I was thinking about a question that Eric Haines posed to me at SIGGRAPH and came across a particularly satisfying fallacy in the process.  I’ll talk about Eric’s question in a later post, and explain what it has to do with fast rendering (specifically acceleration structure construction heuristics).


For now, I would like to convince you that the perimeter of a circle with radius 1 is exactly 8.  However, before I attempt such an outrageous feat, I’ll show you a convenient method to approximate the area of a circle.  To begin, we will construct a square enclosing our circle.  We can compute the area of this square, 4, as a very crude approximation of the area of our circle of radius 1.  

Next, we will make a better approximation.  Divide the square into 4 smaller squares, and then divide each of these squares into 4 smaller squares, and so on.  After subdividing n times, we will have 4^n squares each with area 1/4^{n-1}.  If we then throw away all of the squares that don’t cover any part of the circle, we’ll arrive at successively better approximations to the shape of the circle, as well as its area.  This approach to approximating the area of a circle is a quite literal example of quadrature.

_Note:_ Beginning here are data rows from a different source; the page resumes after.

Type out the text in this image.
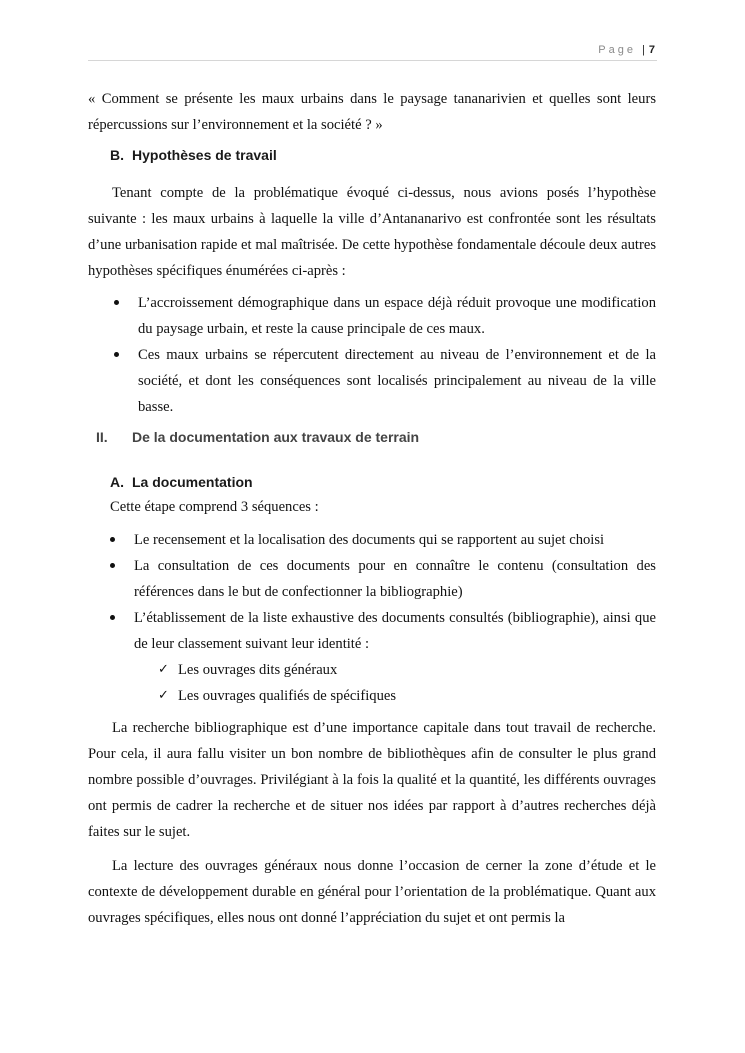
Page | 7

« Comment se présente les maux urbains dans le paysage tananarivien et quelles sont leurs répercussions sur l’environnement et la société ? »

B. Hypothèses de travail

Tenant compte de la problématique évoqué ci-dessus, nous avions posés l’hypothèse suivante : les maux urbains à laquelle la ville d’Antananarivo est confrontée sont les résultats d’une urbanisation rapide et mal maîtrisée. De cette hypothèse fondamentale découle deux autres hypothèses spécifiques énumérées ci-après :

L’accroissement démographique dans un espace déjà réduit provoque une modification du paysage urbain, et reste la cause principale de ces maux.
Ces maux urbains se répercutent directement au niveau de l’environnement et de la société, et dont les conséquences sont localisés principalement au niveau de la ville basse.
II. De la documentation aux travaux de terrain
A. La documentation

Cette étape comprend 3 séquences :

Le recensement et la localisation des documents qui se rapportent au sujet choisi
La consultation de ces documents pour en connaître le contenu (consultation des références dans le but de confectionner la bibliographie)
L’établissement de la liste exhaustive des documents consultés (bibliographie), ainsi que de leur classement suivant leur identité :
✓ Les ouvrages dits généraux
✓ Les ouvrages qualifiés de spécifiques

La recherche bibliographique est d’une importance capitale dans tout travail de recherche. Pour cela, il aura fallu visiter un bon nombre de bibliothèques afin de consulter le plus grand nombre possible d’ouvrages. Privilégiant à la fois la qualité et la quantité, les différents ouvrages ont permis de cadrer la recherche et de situer nos idées par rapport à d’autres recherches déjà faites sur le sujet.

La lecture des ouvrages généraux nous donne l’occasion de cerner la zone d’étude et le contexte de développement durable en général pour l’orientation de la problématique. Quant aux ouvrages spécifiques, elles nous ont donné l’appréciation du sujet et ont permis la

two and three levels of subdivision

We can use this same approximation to the circle to show that it’s perimeter is exactly 8 units long.  First consider our original square, whose perimeter is 8 units long.  Amazingly, even after subdividing a few times, the perimeter of our remaining squares is still exactly 8 units long.  Since further subdivision makes this bounding curve into a better and better approximation of the circle, while keeping its length fixed, the circle’s boundary (aka. its perimeter) must also be exactly 8 units long.


What’s wrong here?  Or to be even more pointed, why does the proposed quadrature method work for approximating the area of a circle, but not work for approximating its perimeter?

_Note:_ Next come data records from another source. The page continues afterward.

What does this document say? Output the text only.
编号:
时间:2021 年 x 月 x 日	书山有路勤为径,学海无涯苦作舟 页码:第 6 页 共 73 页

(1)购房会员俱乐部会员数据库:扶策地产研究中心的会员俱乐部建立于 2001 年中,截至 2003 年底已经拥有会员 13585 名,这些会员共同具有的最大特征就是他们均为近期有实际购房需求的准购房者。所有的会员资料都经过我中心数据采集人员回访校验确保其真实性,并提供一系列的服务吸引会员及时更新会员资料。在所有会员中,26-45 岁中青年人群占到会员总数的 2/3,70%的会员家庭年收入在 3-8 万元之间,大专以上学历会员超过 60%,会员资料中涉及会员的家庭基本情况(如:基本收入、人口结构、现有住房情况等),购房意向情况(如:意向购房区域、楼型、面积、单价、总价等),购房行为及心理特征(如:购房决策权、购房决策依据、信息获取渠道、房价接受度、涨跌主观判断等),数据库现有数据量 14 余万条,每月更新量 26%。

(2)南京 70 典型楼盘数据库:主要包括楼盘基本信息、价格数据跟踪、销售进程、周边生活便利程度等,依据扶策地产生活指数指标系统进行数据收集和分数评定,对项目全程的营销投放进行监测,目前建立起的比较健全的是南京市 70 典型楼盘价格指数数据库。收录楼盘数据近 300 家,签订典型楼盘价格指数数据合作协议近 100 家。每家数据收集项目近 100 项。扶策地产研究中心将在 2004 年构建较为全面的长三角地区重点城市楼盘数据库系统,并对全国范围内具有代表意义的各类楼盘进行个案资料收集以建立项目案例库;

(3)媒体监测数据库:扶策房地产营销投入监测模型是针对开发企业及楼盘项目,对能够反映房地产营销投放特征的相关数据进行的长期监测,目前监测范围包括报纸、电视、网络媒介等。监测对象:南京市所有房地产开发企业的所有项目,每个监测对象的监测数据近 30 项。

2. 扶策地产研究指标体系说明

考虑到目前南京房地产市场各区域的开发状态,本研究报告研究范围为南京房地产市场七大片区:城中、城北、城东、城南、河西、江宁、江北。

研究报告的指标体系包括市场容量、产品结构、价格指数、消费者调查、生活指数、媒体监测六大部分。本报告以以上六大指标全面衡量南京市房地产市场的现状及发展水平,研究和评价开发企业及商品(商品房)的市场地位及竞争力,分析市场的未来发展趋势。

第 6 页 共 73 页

I thought I knew a satisfactory answer to this question, but upon deeper reflection I realized I have no clue.  One cursory answer to the question is to point out that just because something is true for every element of a sequence does not mean it is still true in the limit.  While true, this answer doesn’t also explain why the quadrature method above works to approximate the area.

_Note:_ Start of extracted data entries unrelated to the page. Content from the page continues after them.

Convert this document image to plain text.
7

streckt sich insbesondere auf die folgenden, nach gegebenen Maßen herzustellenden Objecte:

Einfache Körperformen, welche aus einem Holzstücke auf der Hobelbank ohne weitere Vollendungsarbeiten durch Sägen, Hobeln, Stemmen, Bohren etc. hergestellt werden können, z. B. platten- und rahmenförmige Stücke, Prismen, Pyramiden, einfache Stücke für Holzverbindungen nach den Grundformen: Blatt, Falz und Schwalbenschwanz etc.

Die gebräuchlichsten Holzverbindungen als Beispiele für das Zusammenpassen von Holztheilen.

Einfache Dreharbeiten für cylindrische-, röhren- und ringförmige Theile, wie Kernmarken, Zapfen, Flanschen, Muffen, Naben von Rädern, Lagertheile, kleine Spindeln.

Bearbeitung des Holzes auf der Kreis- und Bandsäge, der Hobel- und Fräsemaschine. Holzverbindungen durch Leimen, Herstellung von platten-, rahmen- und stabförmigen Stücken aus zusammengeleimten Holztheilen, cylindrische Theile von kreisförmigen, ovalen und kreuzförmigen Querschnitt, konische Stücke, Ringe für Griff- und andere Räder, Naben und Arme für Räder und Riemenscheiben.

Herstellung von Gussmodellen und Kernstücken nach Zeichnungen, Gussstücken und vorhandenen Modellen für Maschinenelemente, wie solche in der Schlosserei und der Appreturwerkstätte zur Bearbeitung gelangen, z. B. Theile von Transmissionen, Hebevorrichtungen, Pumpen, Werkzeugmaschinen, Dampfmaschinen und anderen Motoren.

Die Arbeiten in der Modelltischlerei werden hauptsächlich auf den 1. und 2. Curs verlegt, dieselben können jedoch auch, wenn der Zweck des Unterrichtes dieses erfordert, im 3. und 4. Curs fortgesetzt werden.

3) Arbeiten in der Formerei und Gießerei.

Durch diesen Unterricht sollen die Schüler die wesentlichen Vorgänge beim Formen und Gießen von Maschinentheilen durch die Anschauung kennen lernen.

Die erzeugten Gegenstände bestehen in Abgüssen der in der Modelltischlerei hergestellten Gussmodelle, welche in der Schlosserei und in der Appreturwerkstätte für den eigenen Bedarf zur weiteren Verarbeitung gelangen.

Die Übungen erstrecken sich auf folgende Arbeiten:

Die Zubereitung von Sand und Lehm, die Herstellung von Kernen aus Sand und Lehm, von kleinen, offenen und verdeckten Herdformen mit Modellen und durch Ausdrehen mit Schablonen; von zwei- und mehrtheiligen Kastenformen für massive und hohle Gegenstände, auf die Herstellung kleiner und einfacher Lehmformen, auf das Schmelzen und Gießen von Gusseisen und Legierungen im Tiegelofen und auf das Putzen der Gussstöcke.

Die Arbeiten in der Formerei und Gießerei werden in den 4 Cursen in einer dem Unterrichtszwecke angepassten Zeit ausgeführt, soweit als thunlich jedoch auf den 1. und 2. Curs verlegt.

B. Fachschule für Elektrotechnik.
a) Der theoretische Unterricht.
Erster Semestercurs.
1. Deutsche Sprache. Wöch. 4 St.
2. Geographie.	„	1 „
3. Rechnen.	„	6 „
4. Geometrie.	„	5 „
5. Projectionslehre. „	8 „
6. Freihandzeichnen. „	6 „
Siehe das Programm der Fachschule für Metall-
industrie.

Since I don’t want to leave you empty handed, I’ll pass along a theorem I read that’s useful for designing quadrature methods that work.


Let R_n be a sequence of convex figures converging upon the convex figure L.  Then the perimeters and areas of the sequence converge on the perimeter and area of L.  That is,

if R_n\to L all convex, then \mu(R_n)\to\mu(L)

where \mu stands for either the perimeter or area of the figure.

A good example of such an approach is to approximate the circle by enclosing regular polygons, P_n, where n stands for the number of sides.  Even a crude approximation of our circle by a hexagon yields approximate area 3.1547 and approximate circumference 6.9282, a much better guess than 8.